RAKYATDAILY.COM – Tim hukum Dokter Tifa mengungkapkan kejanggalan baru terkait proses hukum dugaan pencemaran nama baik dan pelanggaran UU ITE terkait isu ijazah palsu mantan Presiden Joko Widodo (Jokowi).

Dua pengacara Dokter Tifa, Luthfi Hakim dan Wirawan Adnan, menyebutkan bahwa dokumen krusial dari Pusat Laboratorium Forensik (Puslabfor) kepolisian tidak terdaftar dalam berkas barang bukti kejaksaan.

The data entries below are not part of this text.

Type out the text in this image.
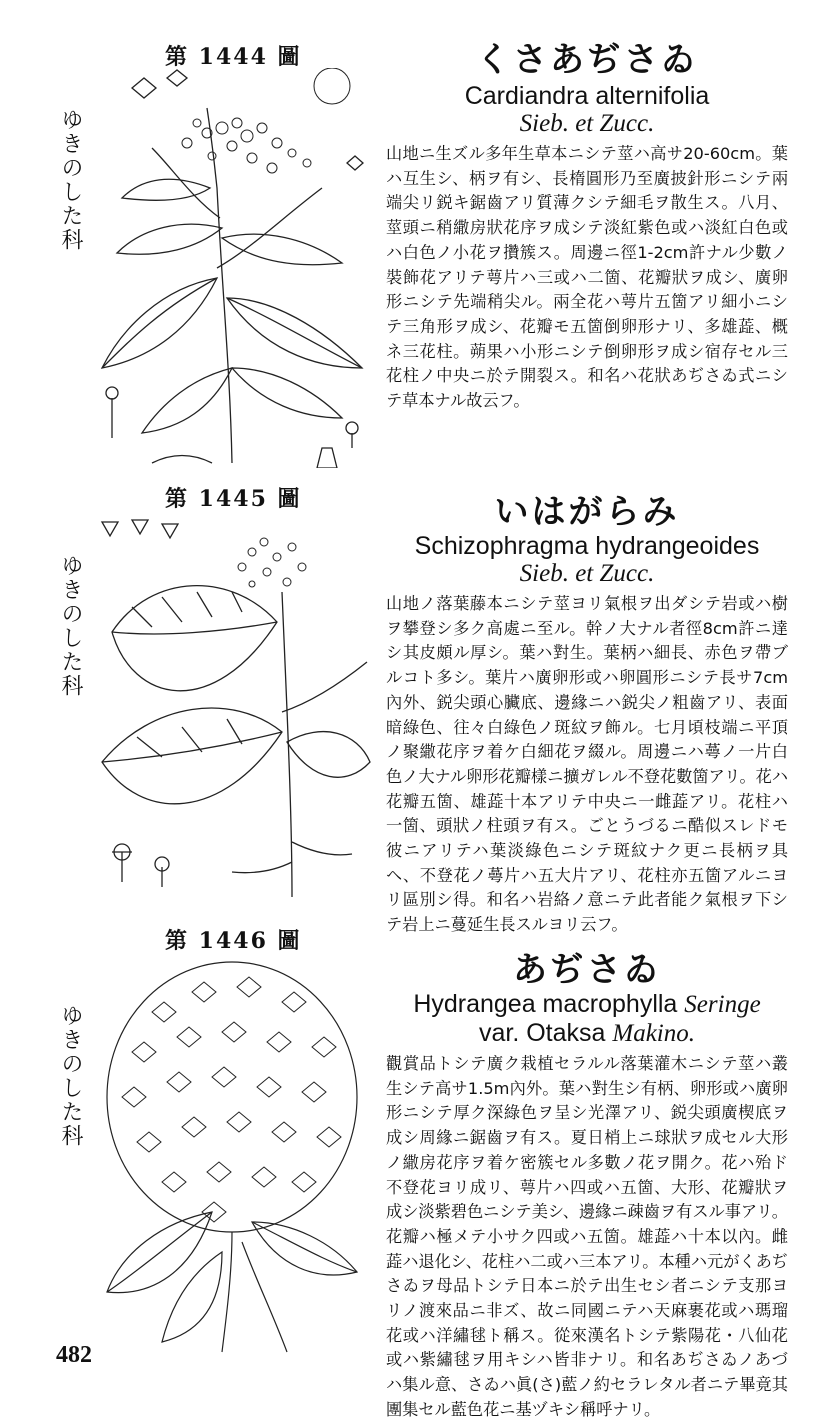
第 1444 圖
ゆきのした科
くさあぢさゐ
Cardiandra alternifolia
Sieb. et Zucc.
山地ニ生ズル多年生草本ニシテ莖ハ高サ20-60cm。葉ハ互生シ、柄ヲ有シ、長楕圓形乃至廣披針形ニシテ兩端尖リ鋭キ鋸齒アリ質薄クシテ細毛ヲ散生ス。八月、莖頭ニ稍繖房狀花序ヲ成シテ淡紅紫色或ハ淡紅白色或ハ白色ノ小花ヲ攢簇ス。周邊ニ徑1-2cm許ナル少數ノ裝飾花アリテ萼片ハ三或ハ二箇、花瓣狀ヲ成シ、廣卵形ニシテ先端稍尖ル。兩全花ハ萼片五箇アリ細小ニシテ三角形ヲ成シ、花瓣モ五箇倒卵形ナリ、多雄蕋、概ネ三花柱。蒴果ハ小形ニシテ倒卵形ヲ成シ宿存セル三花柱ノ中央ニ於テ開裂ス。和名ハ花狀あぢさゐ式ニシテ草本ナル故云フ。
第 1445 圖
ゆきのした科
いはがらみ
Schizophragma hydrangeoides
Sieb. et Zucc.
山地ノ落葉藤本ニシテ莖ヨリ氣根ヲ出ダシテ岩或ハ樹ヲ攀登シ多ク高處ニ至ル。幹ノ大ナル者徑8cm許ニ達シ其皮頗ル厚シ。葉ハ對生。葉柄ハ細長、赤色ヲ帶ブルコト多シ。葉片ハ廣卵形或ハ卵圓形ニシテ長サ7cm內外、鋭尖頭心臟底、邊緣ニハ鋭尖ノ粗齒アリ、表面暗綠色、往々白綠色ノ斑紋ヲ飾ル。七月頃枝端ニ平頂ノ聚繖花序ヲ着ケ白細花ヲ綴ル。周邊ニハ蕚ノ一片白色ノ大ナル卵形花瓣樣ニ擴ガレル不登花數箇アリ。花ハ花瓣五箇、雄蕋十本アリテ中央ニ一雌蕋アリ。花柱ハ一箇、頭狀ノ柱頭ヲ有ス。ごとうづるニ酷似スレドモ彼ニアリテハ葉淡綠色ニシテ斑紋ナク更ニ長柄ヲ具ヘ、不登花ノ蕚片ハ五大片アリ、花柱亦五箇アルニヨリ區別シ得。和名ハ岩絡ノ意ニテ此者能ク氣根ヲ下シテ岩上ニ蔓延生長スルヨリ云フ。
第 1446 圖
ゆきのした科
あぢさゐ
Hydrangea macrophylla Seringe
var. Otaksa Makino.
觀賞品トシテ廣ク栽植セラルル落葉灌木ニシテ莖ハ叢生シテ高サ1.5m內外。葉ハ對生シ有柄、卵形或ハ廣卵形ニシテ厚ク深綠色ヲ呈シ光澤アリ、鋭尖頭廣楔底ヲ成シ周緣ニ鋸齒ヲ有ス。夏日梢上ニ球狀ヲ成セル大形ノ繖房花序ヲ着ケ密簇セル多數ノ花ヲ開ク。花ハ殆ド不登花ヨリ成リ、萼片ハ四或ハ五箇、大形、花瓣狀ヲ成シ淡紫碧色ニシテ美シ、邊緣ニ疎齒ヲ有スル事アリ。花瓣ハ極メテ小サク四或ハ五箇。雄蕋ハ十本以內。雌蕋ハ退化シ、花柱ハ二或ハ三本アリ。本種ハ元がくあぢさゐヲ母品トシテ日本ニ於テ出生セシ者ニシテ支那ヨリノ渡來品ニ非ズ、故ニ同國ニテハ天麻裹花或ハ瑪瑠花或ハ洋繡毬ト稱ス。從來漢名トシテ紫陽花・八仙花或ハ紫繡毬ヲ用キシハ皆非ナリ。和名あぢさゐノあづハ集ル意、さゐハ眞(さ)藍ノ約セラレタル者ニテ畢竟其團集セル藍色花ニ基ヅキシ稱呼ナリ。
482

Hal tersebut diungkapkan dalam dialog interaktif yang dipandu oleh pakar hukum tata negara Refly Harun melalui kanal YouTube pribadinya.

Absennya Dokumen Forensik dan Saksi Ahli

Menurut Luthfi Hakim, beban pembuktian (burden of proof) sepenuhnya berada di tangan jaksa penuntut umum.

Namun, tim hukum menemukan bahwa dua dokumen Berita Acara Pemeriksaan (BAP) Laboratorium Forensik (Labfor) serta daftar saksi ahli yang menguji 14 ijazah pembanding milik Jokowi ternyata tidak terdaftar dalam daftar barang bukti resmi.

“Tidak ada di dalam daftar barang bukti itu berita acara pemeriksaan Labfor. Kemudian tidak ada di dalam daftar saksi ahli yang melakukan pemeriksaan terhadap 14 ijazah pembanding. Jadi apa bahan yang mau dikerjakan oleh jaksa?” ujar Luthfi dalam tayangan podcast yang diberi judul KACAU! BUKTI PUSLABFOR TIDAK ADA! IJAZAH JKW MAKIN PALSU!!.

Luthfi menilai bahwa tanpa adanya dokumen forensik pembanding yang sah secara analog maupun digital, delik pencemaran nama baik, fitnah, ataupun Pasal 35 UU ITE yang dituduhkan kepada kliennya menjadi tidak memiliki landasan hukum yang kuat.

Tuntutan Kehadiran Jokowi dan Sistem Adversarial

Di sisi lain, Wirawan Adnan memprediksi bahwa untuk meluruskan sengketa pembuktian ini, kehadiran Joko Widodo sebagai korban atau pelapor di dalam persidangan bersifat wajib.

Wirawan menekankan bahwa jalannya persidangan ini akan mengacu pada semangat sistem peradilan adversarial yang diadopsi dari common law.

Dalam sistem ini, posisi hakim murni bertindak sebagai wasit, sedangkan pertarungan argumen dan pembuktian sepenuhnya diserahkan kepada penuntut umum dan tim advokat berdasarkan asas kesetaraan (equality of arms).

“Kehadiran Jokowi itu merupakan kewajiban untuk dihadirkan oleh penuntut umum,” kata Wirawan.

Dia menambahkan bahwa tim hukum Dokter Tifa yang diperkuat oleh 27 advokat siap melakukan pemeriksaan silang (cross-examination) secara mendalam terkait detail keaslian dokumen tersebut apabila mantan presiden dihadirkan ke ruang sidang.

Menutup diskusi tersebut, tim hukum menilai kasus ini memiliki magnitudo dan atensi publik yang jauh lebih besar serta bertahan lebih lama dibandingkan kasus-kasus besar lainnya.

Oleh karena itu, keterbukaan fakta persidangan dan profesionalitas aparat penegak hukum akan terus disorot secara langsung oleh masyarakat luas.